Nepal defers local elections to June 23
The Nepal government on Monday deferred the second phase of elections to local bodies by nine days to June 23 to ensure the participation of agitating Madhes-based parties.
According to a cabinet decision, some electoral provisions will be amended speedily in line with the demands of the Madhesi parties so that they can register and get their election symbols.
But the government was silent on two key demands of the Madhesi parties — amendments in the new Constitution to make it more Madhes-friendly and inclusive, and increasing the numbers of local government units in the plains known as Terai.
After repeatedly failing to amend the Constitution, the government decided to add 22 more local units in the Terai region, a move subsequently stayed by the Supreme Court.
As their demands remain unfulfilled, it is still unclear if the Madhes-based parties will join the polls on June 23.
The cabinet also decided to request the Supreme Court to vacate its interim order against the government's decision to increase the local government units.
It was expected that increasing local administrative units in line with the population ratio would encourage the Madhes-based parties to join the polls, being held after two decades.

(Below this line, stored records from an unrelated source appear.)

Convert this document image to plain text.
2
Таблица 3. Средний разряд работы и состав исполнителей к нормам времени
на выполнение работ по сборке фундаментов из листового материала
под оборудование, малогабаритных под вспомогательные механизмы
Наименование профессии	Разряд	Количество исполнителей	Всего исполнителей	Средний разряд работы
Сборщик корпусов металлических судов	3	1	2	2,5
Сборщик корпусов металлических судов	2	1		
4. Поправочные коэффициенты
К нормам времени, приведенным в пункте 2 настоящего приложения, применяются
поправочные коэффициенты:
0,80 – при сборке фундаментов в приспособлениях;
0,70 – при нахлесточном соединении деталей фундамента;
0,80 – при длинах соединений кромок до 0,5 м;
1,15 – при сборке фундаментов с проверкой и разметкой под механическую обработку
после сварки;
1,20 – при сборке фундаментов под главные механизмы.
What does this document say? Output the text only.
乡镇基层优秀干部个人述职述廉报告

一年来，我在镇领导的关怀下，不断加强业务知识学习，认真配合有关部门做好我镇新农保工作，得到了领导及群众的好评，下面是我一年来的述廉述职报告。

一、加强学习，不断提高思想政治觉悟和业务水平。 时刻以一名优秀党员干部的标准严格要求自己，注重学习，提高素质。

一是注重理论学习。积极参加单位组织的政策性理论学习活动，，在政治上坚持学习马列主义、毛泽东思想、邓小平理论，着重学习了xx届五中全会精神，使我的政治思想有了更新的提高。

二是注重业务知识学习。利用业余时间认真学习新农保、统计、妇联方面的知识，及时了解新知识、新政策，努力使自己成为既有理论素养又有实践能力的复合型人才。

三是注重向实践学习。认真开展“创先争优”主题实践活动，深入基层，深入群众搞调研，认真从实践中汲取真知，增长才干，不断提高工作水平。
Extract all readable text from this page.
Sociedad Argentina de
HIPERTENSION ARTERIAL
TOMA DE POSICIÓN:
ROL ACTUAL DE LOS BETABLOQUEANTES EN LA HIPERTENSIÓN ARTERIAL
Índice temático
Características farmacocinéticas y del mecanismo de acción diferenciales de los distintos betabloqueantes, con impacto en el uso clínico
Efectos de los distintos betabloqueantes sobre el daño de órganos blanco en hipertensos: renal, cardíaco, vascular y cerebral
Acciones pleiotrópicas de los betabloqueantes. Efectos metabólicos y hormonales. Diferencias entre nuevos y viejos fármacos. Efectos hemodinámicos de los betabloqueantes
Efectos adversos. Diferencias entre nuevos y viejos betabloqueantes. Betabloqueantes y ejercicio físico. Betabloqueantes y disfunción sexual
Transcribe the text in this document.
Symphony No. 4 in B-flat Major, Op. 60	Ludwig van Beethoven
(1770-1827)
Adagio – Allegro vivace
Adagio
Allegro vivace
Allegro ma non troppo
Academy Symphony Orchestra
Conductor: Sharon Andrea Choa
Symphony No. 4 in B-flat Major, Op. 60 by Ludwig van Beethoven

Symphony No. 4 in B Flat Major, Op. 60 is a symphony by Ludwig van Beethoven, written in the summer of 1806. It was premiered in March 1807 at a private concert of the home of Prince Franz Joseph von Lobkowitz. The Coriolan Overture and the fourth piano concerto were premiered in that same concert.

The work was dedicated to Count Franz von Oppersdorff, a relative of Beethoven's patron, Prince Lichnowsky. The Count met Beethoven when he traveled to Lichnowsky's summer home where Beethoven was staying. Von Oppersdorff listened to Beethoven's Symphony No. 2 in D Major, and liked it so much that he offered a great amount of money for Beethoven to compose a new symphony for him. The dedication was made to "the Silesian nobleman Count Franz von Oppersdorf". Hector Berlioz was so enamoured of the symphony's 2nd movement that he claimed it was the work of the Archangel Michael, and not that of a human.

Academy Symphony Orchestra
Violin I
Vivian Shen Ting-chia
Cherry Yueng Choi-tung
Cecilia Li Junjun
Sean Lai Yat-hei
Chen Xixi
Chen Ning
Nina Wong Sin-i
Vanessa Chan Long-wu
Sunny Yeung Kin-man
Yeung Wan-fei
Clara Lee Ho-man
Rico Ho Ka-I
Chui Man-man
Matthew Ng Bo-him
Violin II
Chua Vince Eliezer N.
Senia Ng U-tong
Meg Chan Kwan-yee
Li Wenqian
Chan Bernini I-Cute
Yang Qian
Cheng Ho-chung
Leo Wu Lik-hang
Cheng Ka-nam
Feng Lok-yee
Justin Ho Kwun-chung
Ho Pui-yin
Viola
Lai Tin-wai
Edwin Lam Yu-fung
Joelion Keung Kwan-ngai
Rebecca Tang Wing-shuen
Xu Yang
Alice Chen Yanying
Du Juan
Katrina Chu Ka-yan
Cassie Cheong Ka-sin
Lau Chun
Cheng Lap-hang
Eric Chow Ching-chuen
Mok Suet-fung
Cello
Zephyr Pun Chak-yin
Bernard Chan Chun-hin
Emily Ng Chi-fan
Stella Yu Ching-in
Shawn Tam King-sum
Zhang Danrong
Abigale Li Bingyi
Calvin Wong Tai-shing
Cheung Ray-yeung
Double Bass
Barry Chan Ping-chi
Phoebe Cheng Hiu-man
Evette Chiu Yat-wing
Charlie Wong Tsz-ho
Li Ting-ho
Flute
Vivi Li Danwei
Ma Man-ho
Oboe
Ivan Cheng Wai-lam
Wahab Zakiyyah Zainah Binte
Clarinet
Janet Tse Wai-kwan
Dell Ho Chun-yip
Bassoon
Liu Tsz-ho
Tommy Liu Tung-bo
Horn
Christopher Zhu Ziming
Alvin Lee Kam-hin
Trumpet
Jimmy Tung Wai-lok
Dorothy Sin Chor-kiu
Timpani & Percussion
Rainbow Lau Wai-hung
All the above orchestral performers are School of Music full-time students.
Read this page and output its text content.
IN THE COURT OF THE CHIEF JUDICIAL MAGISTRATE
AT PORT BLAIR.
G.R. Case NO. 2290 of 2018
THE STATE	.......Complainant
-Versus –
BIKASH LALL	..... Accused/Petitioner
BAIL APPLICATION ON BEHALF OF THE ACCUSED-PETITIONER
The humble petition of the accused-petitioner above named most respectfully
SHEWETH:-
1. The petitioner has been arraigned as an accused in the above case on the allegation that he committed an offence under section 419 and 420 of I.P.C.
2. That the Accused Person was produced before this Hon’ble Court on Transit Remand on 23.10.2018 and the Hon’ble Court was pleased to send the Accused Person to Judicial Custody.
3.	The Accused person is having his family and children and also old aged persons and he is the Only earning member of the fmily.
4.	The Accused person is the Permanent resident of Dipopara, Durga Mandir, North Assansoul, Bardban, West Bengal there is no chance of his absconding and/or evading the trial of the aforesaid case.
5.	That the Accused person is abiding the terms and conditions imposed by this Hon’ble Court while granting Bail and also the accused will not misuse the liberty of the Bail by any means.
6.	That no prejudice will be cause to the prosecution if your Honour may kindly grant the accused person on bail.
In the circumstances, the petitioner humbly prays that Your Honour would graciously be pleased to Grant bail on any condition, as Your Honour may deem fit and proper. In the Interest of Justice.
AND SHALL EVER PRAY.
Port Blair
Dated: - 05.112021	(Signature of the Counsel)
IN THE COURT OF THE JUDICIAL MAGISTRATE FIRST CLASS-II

In its stay order on May 26, the apex court said the number and boundaries of local units cannot be revised after the announcement of the election date according to Clause 4 of the Local Level Election Act 2017.
The court’s decision further angered Madesh-based parties that recently formed the Rashtriya Janata Party-Nepal (RJP-N), which was already enraged by the election commission's refusal to register it to participate in the local elections and provide it with an election symbol.
On Sunday, during a meeting between ruling and opposition parties and RJP-N , caretaker Prime Minister Pushpa Kamal Dahal “Prachanda” proposed deferring the polls.
The Sanghiya Gathabandhan, a unified group of six Madhes-based parties led by RJP-N, had announced various protest programmes aimed at foiling the June 14 elections. The alliance had been pressing the government to defer the date for the second phase of polls.
With the first round successfully held on May 14, clouds of uncertainty were hanging over the second phase to be held in 41 districts of four provinces.